Она была высокой стройной женщиной, с лицом, которое даже во сне не теряло четкости очертаний. Она отлично обходилась без лифчика, а темные, красновато-каштановые волосы только вечером, когда он заходил за ней, чтобы идти с ней в ресторан ужинать, закалывала на макушке. Окруженная соседями-республиканцами, она активно занималась делами демократической партии и потеряла из-за этого много друзей. Она принадлежала к числу тех женщин, на которых в тяжелую минуту можно положиться больше, чем на мужчин.
Утром она уже успела поплавать, хотя воздух был прохладным и вода в океане с каждой ночью становилась все холоднее. Она не забывала о требованиях своего тела и не делала никакого секрета из своих отношений с Рудольфом.
Он к ней очень привязался. Возможно, даже больше чем привязался. Но он не принадлежал к тем людям, которые стремятся сразу же проявить свои чувства или делают опрометчивые заявления, — наступит время, можно будет дать волю и словам и чувствам.

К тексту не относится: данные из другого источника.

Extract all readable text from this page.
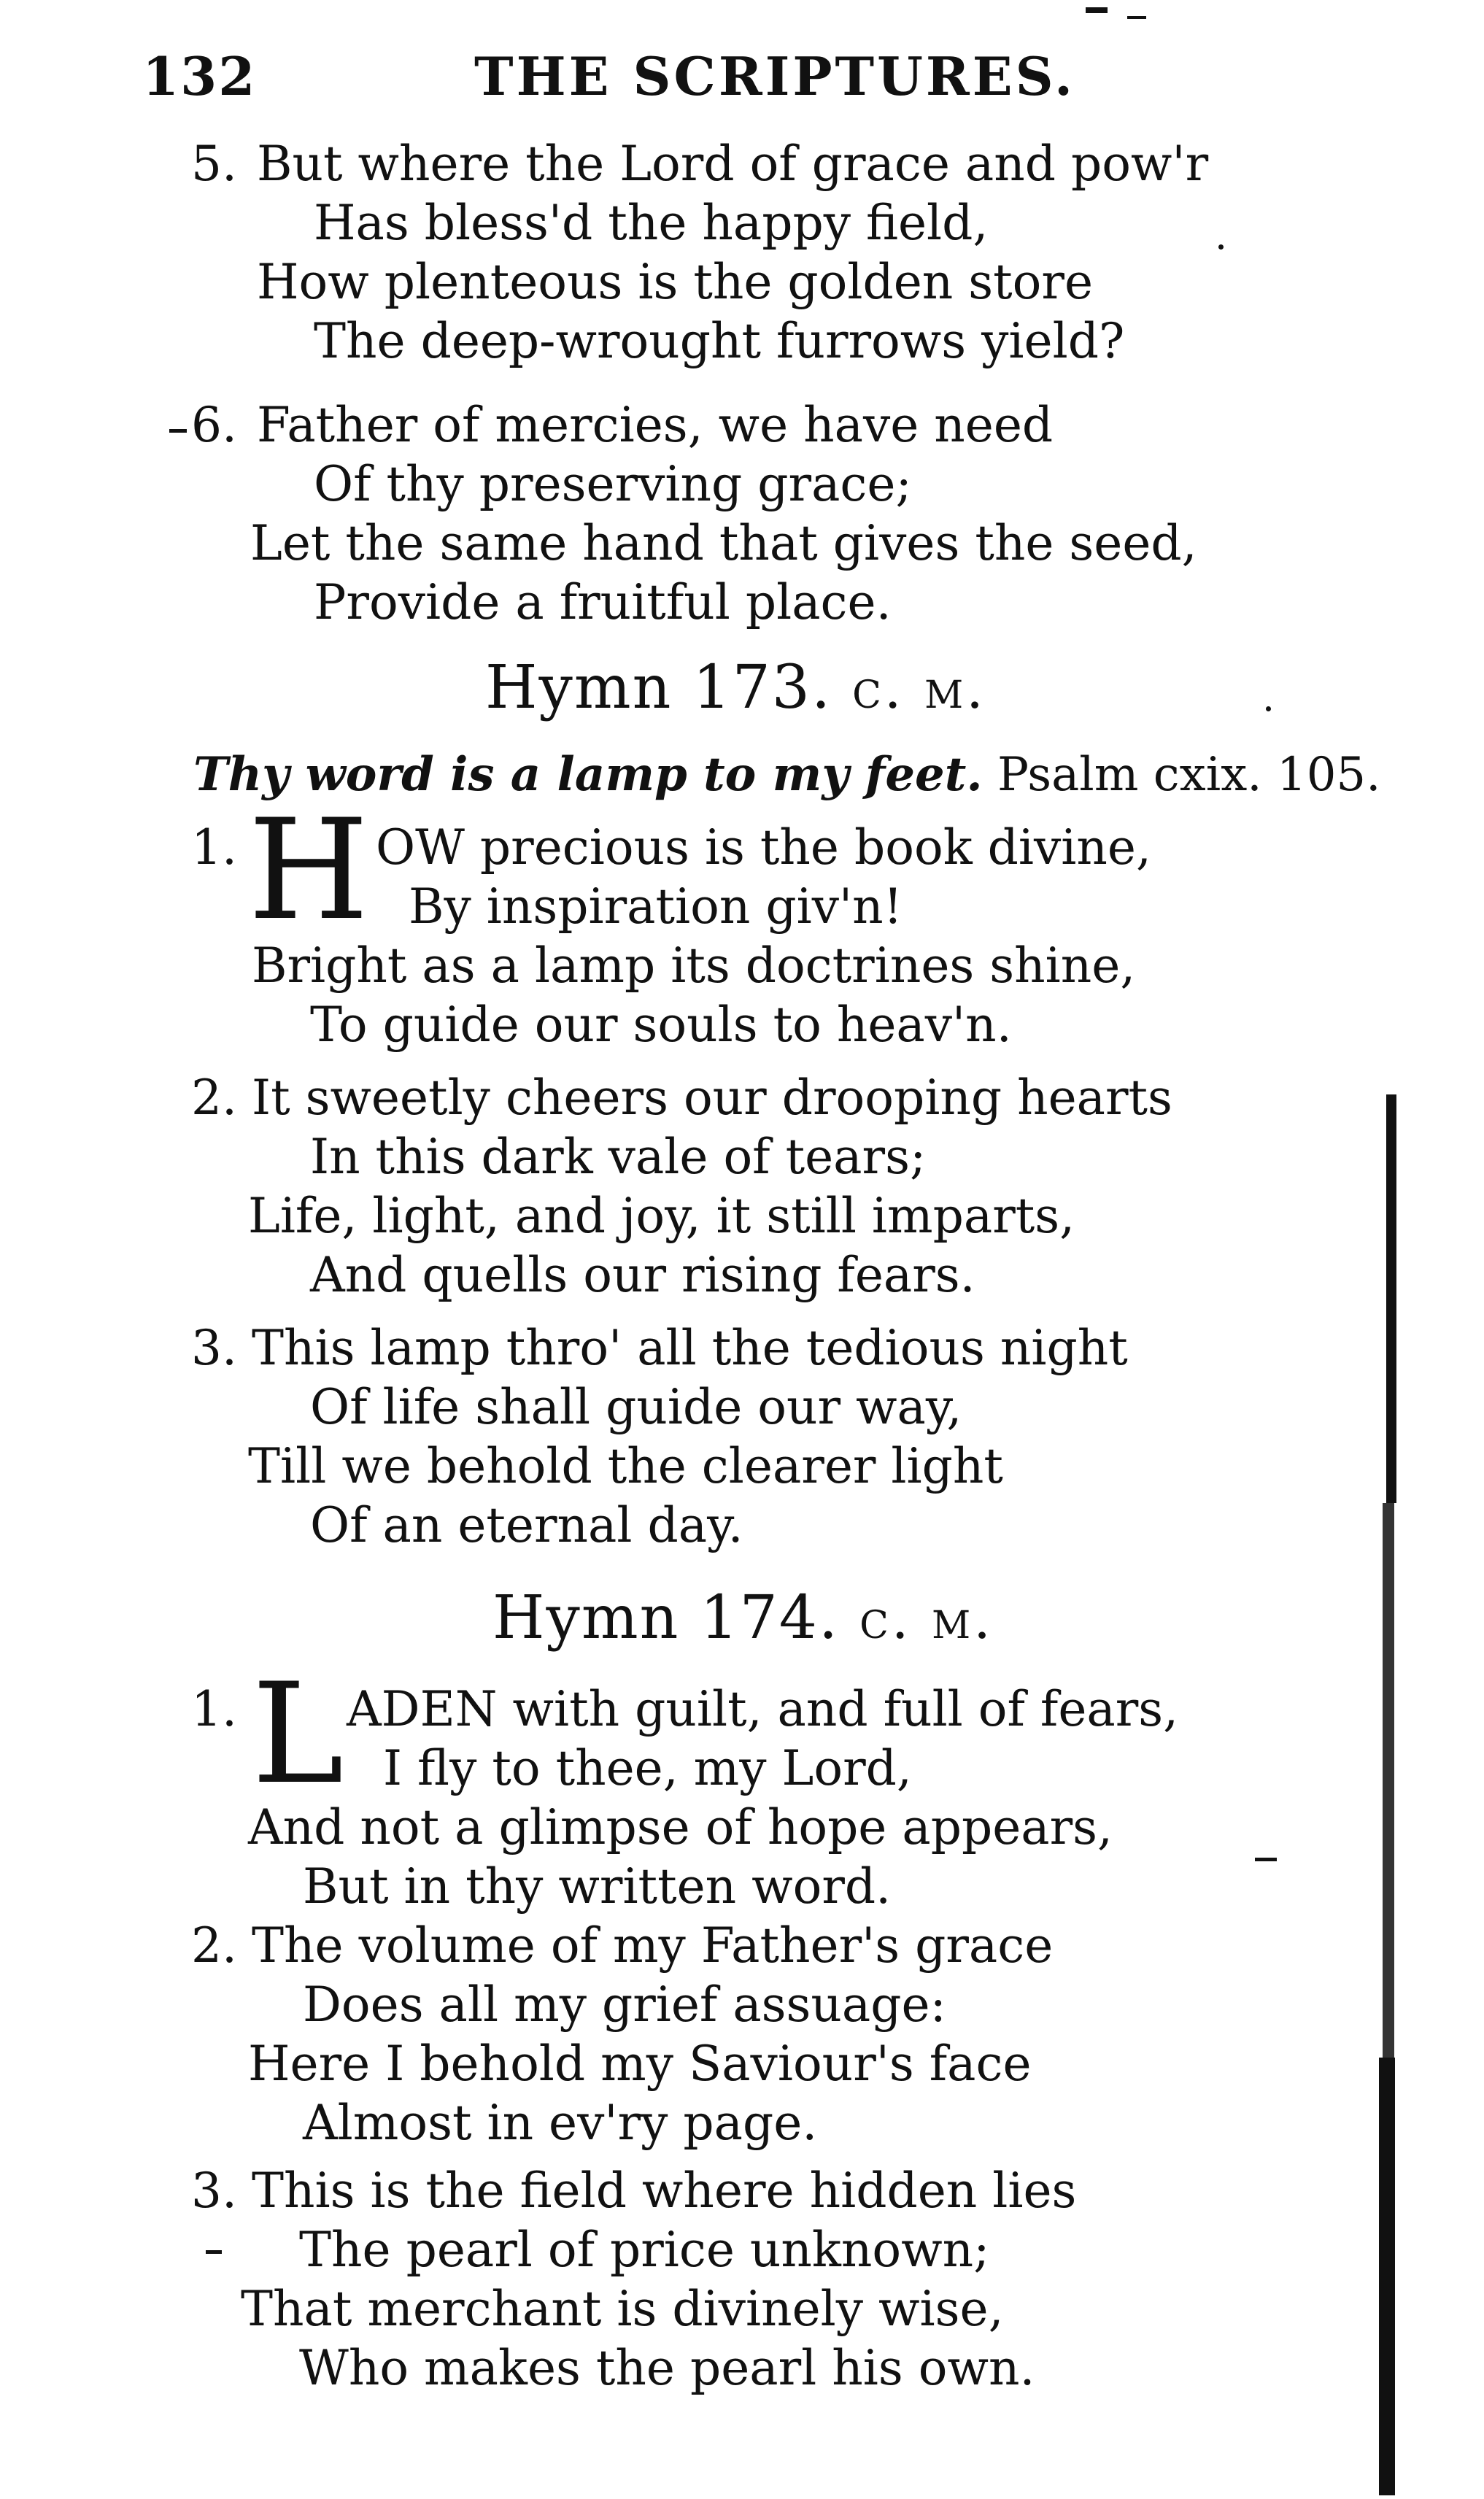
132	THE SCRIPTURES.
5. But where the Lord of grace and pow'r
Has bless'd the happy field,
How plenteous is the golden store
The deep-wrought furrows yield?
6. Father of mercies, we have need
Of thy preserving grace;
Let the same hand that gives the seed,
Provide a fruitful place.
Hymn 173. c. m.
Thy word is a lamp to my feet. Psalm cxix. 105.
1. H OW precious is the book divine,
By inspiration giv'n!
Bright as a lamp its doctrines shine,
To guide our souls to heav'n.
2. It sweetly cheers our drooping hearts
In this dark vale of tears;
Life, light, and joy, it still imparts,
And quells our rising fears.
3. This lamp thro' all the tedious night
Of life shall guide our way,
Till we behold the clearer light
Of an eternal day.
Hymn 174. c. m.
1. L ADEN with guilt, and full of fears,
I fly to thee, my Lord,
And not a glimpse of hope appears,
But in thy written word.
2. The volume of my Father's grace
Does all my grief assuage:
Here I behold my Saviour's face
Almost in ev'ry page.
3. This is the field where hidden lies
The pearl of price unknown;
That merchant is divinely wise,
Who makes the pearl his own.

А сейчас его мысли занимал фильм, который намеревалась поставить Гретхен. При повторном чтении сценарий понравился ему еще больше. Он назывался «Комедия реставрации»; это была игра слов, ибо сюжет сводился к тому, что молодая героиня сначала с помощью просьб и уговоров, а затем путем запугивания и угроз пытается заставить вымирающий городок в Пенсильвании под вымышленным названием Лондстон заняться реставрацией прекрасных старинных особняков на пяти улицах, пришедших в полное запустение после того, как закрыли единственную в городке фабрику. В сценарии энергичная девушка, используя женское коварство, красоту, кокетство и безграничное чувство юмора, а иногда и обман, на который она смотрела с чисто женской прагматичностью, сумела объединить циничных банкиров, бесчестных политиканов, голодающих молодых архитекторов, одиноких секретарш, закоснелых бюрократов, разорившихся подрядчиков и заставила студентов колледжа стать чернорабочими во имя создания отвечающего эстетическим требованиям, экономически независимого пригорода, где благодаря новым дорогам могли бы поселиться работающие в Филадельфии и Кэмдене люди. И хотя все в сценарии от начала до конца было вымыслом и подобного места на самом деле не существовало, Рудольфу, расчетливому и трезвому бизнесмену, сама идея восстановления города показалась практически осуществимой.